Larry Jarvis, director of the housing and neighborhoods department, made the presentation. He said the challenges facing affordable housing in Raleigh included the strong demand for people wanting to live near downtown, the rise in property values, and weak links to transit.
He said current program offerings included neighborhood revitalization programs, rehabilitation and repair services for houses, and 200 affordable housing rental units. He proposed ten objectives for the Low Income Housing Tax Credit program that would make it possible for more affordable housing units to be developed.
Objectives Include Replacing the Scattered Site Policy
One of the objectives sought was to replace the scattered site policy, which currently acts as a guiding tool for where to place affordable housing units. He said the new policy would focus on a “concentration of poverty,” where over 30 percent of people live below the poverty line, which would affect southeast Raleigh and portions of northeast Raleigh.

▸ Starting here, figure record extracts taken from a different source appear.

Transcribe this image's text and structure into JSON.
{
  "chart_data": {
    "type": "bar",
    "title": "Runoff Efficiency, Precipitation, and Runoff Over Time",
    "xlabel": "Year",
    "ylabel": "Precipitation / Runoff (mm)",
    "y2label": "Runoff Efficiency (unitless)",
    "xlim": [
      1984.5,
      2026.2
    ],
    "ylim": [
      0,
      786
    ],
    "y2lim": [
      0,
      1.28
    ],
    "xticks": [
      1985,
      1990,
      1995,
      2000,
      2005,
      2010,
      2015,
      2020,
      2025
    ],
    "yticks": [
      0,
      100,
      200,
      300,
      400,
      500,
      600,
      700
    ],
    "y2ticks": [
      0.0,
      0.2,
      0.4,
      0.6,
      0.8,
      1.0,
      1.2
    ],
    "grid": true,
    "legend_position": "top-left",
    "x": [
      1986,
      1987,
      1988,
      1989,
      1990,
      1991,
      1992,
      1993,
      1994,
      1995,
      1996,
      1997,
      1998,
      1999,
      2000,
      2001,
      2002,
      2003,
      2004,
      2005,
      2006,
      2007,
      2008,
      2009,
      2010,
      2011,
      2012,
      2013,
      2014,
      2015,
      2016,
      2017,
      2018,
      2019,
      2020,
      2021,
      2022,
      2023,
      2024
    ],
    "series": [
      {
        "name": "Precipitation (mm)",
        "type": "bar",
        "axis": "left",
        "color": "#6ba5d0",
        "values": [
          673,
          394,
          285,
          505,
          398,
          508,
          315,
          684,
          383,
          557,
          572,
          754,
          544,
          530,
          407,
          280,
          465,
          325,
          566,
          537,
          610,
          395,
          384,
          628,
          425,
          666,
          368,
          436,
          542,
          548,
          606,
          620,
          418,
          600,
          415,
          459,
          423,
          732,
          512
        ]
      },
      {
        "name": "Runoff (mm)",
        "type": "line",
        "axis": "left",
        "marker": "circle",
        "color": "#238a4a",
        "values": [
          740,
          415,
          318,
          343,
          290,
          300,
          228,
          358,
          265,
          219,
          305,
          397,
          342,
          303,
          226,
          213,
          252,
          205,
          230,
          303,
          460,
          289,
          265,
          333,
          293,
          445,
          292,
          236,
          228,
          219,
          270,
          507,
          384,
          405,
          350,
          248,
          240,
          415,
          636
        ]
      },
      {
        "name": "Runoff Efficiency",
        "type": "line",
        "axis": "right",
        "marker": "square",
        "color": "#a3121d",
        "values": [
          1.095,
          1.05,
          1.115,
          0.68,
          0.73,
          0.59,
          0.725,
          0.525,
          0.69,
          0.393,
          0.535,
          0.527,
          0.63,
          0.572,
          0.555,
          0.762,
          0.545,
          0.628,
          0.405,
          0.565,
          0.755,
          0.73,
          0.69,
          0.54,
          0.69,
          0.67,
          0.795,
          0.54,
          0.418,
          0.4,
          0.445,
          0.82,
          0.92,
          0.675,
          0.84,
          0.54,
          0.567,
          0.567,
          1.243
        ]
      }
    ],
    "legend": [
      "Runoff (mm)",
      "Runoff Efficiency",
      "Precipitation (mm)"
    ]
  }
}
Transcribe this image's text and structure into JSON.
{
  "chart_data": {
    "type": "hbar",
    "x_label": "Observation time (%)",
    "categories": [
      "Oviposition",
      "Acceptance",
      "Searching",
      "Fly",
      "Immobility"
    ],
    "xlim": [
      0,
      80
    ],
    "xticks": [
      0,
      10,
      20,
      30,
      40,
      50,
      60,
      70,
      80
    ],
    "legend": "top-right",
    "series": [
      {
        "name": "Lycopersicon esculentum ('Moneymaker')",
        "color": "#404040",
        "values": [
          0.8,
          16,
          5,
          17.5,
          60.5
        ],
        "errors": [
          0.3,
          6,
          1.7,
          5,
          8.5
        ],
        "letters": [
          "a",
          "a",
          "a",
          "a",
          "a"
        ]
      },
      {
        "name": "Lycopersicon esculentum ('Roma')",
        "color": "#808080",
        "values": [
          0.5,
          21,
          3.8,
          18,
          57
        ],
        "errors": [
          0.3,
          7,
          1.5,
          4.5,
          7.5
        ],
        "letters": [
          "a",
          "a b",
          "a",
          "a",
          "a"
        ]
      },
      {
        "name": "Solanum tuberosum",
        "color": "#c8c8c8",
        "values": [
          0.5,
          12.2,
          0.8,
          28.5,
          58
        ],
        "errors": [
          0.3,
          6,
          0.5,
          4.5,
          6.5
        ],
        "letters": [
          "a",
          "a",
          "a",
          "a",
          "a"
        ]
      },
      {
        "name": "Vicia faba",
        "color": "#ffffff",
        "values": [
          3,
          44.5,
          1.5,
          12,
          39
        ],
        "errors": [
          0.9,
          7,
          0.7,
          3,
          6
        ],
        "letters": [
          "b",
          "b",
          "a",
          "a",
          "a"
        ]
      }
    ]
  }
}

Another objective was called the “Affordable Rental Preservation/Creation Program.” It contained a 0% interest forgivable loan and focused on income targeting and affordability. Jarvis gave the example of Washington Terrace, which underwent significant redevelopment to make it a viable place to live.
Some of the objectives sought to make the process more effective, such as having a standardized application process and a system to vet guidelines, scoring, and other project selection factors. Others focused on financing, such as having direct acquisition of high-priority sites and possible land banking. One objective proposed to rehabilitate vacant lots and allow for a 0% interest loan to purchase vacant lots for rehabilitation.
Councilor Gaylord: ‘They all make sense to pursue.’
Councilor Crowder asked for Jarvis to expand on the challenges facing neighborhoods, focusing on intervention before neighborhood blight becomes a problem. Jarvis responded that the market generally took care of neighborhood blight but if it didn’t, they would need to step in the different housing types.
“In general, I feel like they all make sense to pursue,” councilor Gaylord said.
Answering a question from councilor Baldwin, Jarvis expanded on the LIHTC, saying that they had $20 million due to a 2011 $16 million bond and various loan repayments. They planned to use the money for gap financing.
“I appreciate you telling us what the options are and what the realities are,” councilor Stephenson said.
There was discussion about setting a goal and how to make that goal realistic.
“At the end of the day, the answer is ‘yes,’ we need to set a goal,” city manager Ruffin Hall said.